Reportagem denuncia farra dos contratos emergenciais em SP
223 de 307 contratações sem licitação feitas na gestão Ricardo Nunes têm indícios de conluio
Foto: Agência Brasil
Não investir em obras essenciais não raro se converte em dor de cabeça para a população e para a própria administração pública. Mas como mostra reportagem publicada hoje pelo portal UOL, a necessidade de fazer caríssimas obras emergenciais pode se traduzir em um esquema bastante lucrativo.
A reportagem analisou 307 contratos para obras emergenciais sem licitação realizadas na gestão de Ricardo Nunes (MDB). Nessa modalidade, a prefeitura envia ofícios a três construtoras e pede a elas que ofereçam descontos no BDI – que são custos indiretos de uma obra, aplicados no orçamento final. A apuração encontrou indícios de combinação entre as empresas em 223 desses contratos. Em 171 deles, apenas o vencedor apresentou desconto significativo, enquanto as demais não ofereceram desconto ou recusaram o convite para participar da disputa. Em outros 52 contratos, os demais concorrentes apresentaram descontos irrisórios – abaixo de 0,3 ponto percentual do valor de referência.
Os contratos analisados eram para obras como contenção de encostas, intervenções em margens de rios, córregos e galerias pluviais, recuperação de passarelas, pontes ou viadutos.Os valores com indícios de combinação somam R$ 4,3 bilhões, ou 87% do total contratado emergencialmente.
A reportagem ainda aponta que houve aumento expressivo de contratações emergenciais na gestão de Nunes. Entre 2021, quando assumiu a prefeitura, e o final de 2023, o atual prefeito gastou R$ 4,9 bilhões nesse tipo de contrato – quase cinco vezes mais que os últimos quatro prefeitos da capital paulista juntos, que empregaram R$ 950 milhões em obras de emergência.
‘Emergência fabricada’
Em entrevista ao UOL, o titular da Secretaria Municipal de Infraestrutura Urbana e Obras (Siurb), Marcos Monteiro, se disse surpreso e prometeu pedir uma avaliação da área técnica.
“O que você pode fazer para controlar isso? Nossa obrigação é tentar entender a dinâmica das coisas e tentar evitar”, disse.
O desconhecimento desse estado de coisas não cola. Em 2023, o Tribunal de Contas do Município (TCM) avaliou 53 contratos emergenciais realizados entre 2021 e 2022 e constatou que, “em cerca de 90% das obras selecionadas”, a Siurb “agiu com insuficiente planejamento para o enfrentamento de problemas históricos da cidade e, em vez de promover licitações, celebrou contratos emergenciais”.

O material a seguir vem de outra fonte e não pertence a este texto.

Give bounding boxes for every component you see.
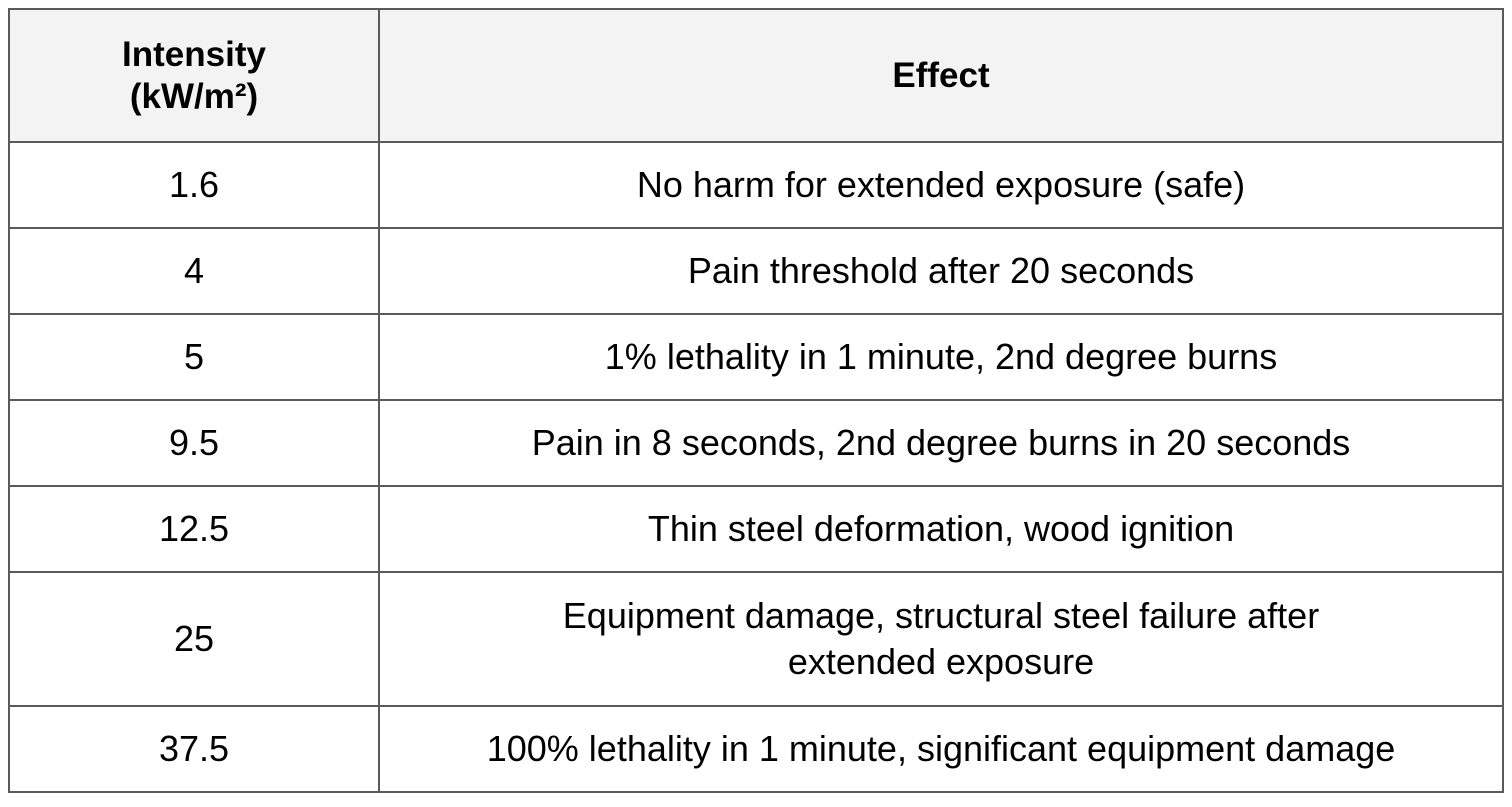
effect-text: 1% lethality in 1 minute, 2nd degree bur… (604, 336, 1278, 377)
header-text: Effect (892, 55, 990, 95)
intensity-value: 25 (173, 618, 215, 659)
table-cell: 12.5 (8, 485, 380, 573)
effect-text: Pain in 8 seconds, 2nd degree burns in 2… (531, 422, 1351, 463)
table-cell: No harm for extended exposure (safe) (378, 141, 1504, 229)
intensity-value: 37.5 (158, 728, 230, 769)
intensity-value: 4 (183, 250, 205, 291)
header-text: Intensity (kW/m²) (122, 34, 266, 116)
table-cell: Pain threshold after 20 seconds (378, 227, 1504, 315)
table-cell: 5 (8, 313, 380, 401)
header-row: Intensity (kW/m²) Effect (8, 8, 1504, 143)
table-cell: 100% lethality in 1 minute, significant … (378, 705, 1504, 793)
table-row: 5 1% lethality in 1 minute, 2nd degree bu… (8, 313, 1504, 401)
effect-text: 100% lethality in 1 minute, significant … (486, 728, 1396, 769)
effect-text: Pain threshold after 20 seconds (687, 250, 1195, 291)
table-cell: 9.5 (8, 399, 380, 487)
header-cell: Effect (378, 8, 1504, 143)
table-cell: 1% lethality in 1 minute, 2nd degree bur… (378, 313, 1504, 401)
table-row: 37.5 100% lethality in 1 minute, signific… (8, 705, 1504, 793)
table-cell: 37.5 (8, 705, 380, 793)
intensity-value: 5 (183, 336, 205, 377)
table-cell: Pain in 8 seconds, 2nd degree burns in 2… (378, 399, 1504, 487)
table-row: 1.6 No harm for extended exposure (safe) (8, 141, 1504, 229)
table-row: 4 Pain threshold after 20 seconds (8, 227, 1504, 315)
intensity-value: 1.6 (168, 164, 220, 205)
table-cell: 1.6 (8, 141, 380, 229)
effects-table: Intensity (kW/m²) Effect 1.6 No harm for … (8, 8, 1504, 793)
table-row: 25 Equipment damage, structural steel fai… (8, 571, 1504, 707)
table-row: 9.5 Pain in 8 seconds, 2nd degree burns i… (8, 399, 1504, 487)
intensity-value: 9.5 (168, 422, 220, 463)
effect-text: Thin steel deformation, wood ignition (647, 508, 1235, 549)
table-body: 1.6 No harm for extended exposure (safe) 4… (8, 141, 1504, 793)
table-cell: Thin steel deformation, wood ignition (378, 485, 1504, 573)
intensity-value: 12.5 (158, 508, 230, 549)
header-cell: Intensity (kW/m²) (8, 8, 380, 143)
table-cell: 4 (8, 227, 380, 315)
effect-text: No harm for extended exposure (safe) (636, 164, 1246, 205)
table-cell: 25 (8, 571, 380, 707)
table-row: 12.5 Thin steel deformation, wood ignitio… (8, 485, 1504, 573)
table-cell: Equipment damage, structural steel failu… (378, 571, 1504, 707)
effect-text: Equipment damage, structural steel failu… (562, 595, 1320, 682)
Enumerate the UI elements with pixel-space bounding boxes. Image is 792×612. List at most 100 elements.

O relatório ainda classificou este movimento como “emergência fabricada”. Ou seja, em vez de abrir uma concorrência pública para resolver problemas da cidade, o gestor classifica determinada situação como emergencial e contrata prestadores de serviço por meio de convite. A situação abre brecha para conluio e superfaturamento de obras – problema identificado pelo TCM em 18 obras visitadas, que custaram R$ 442 milhões, com ágio de R$ 67,1 milhões. É o verdadeiro “Bolsa Empreiteira”.
A prefeitura afirmou que as denúncias têm cunho político e eleitoreiro. Mas essa alegação não bastará. Ou prova que focinho de porco ou não é tomada, ou dará rica munição aos adversários na campanha eleitoral.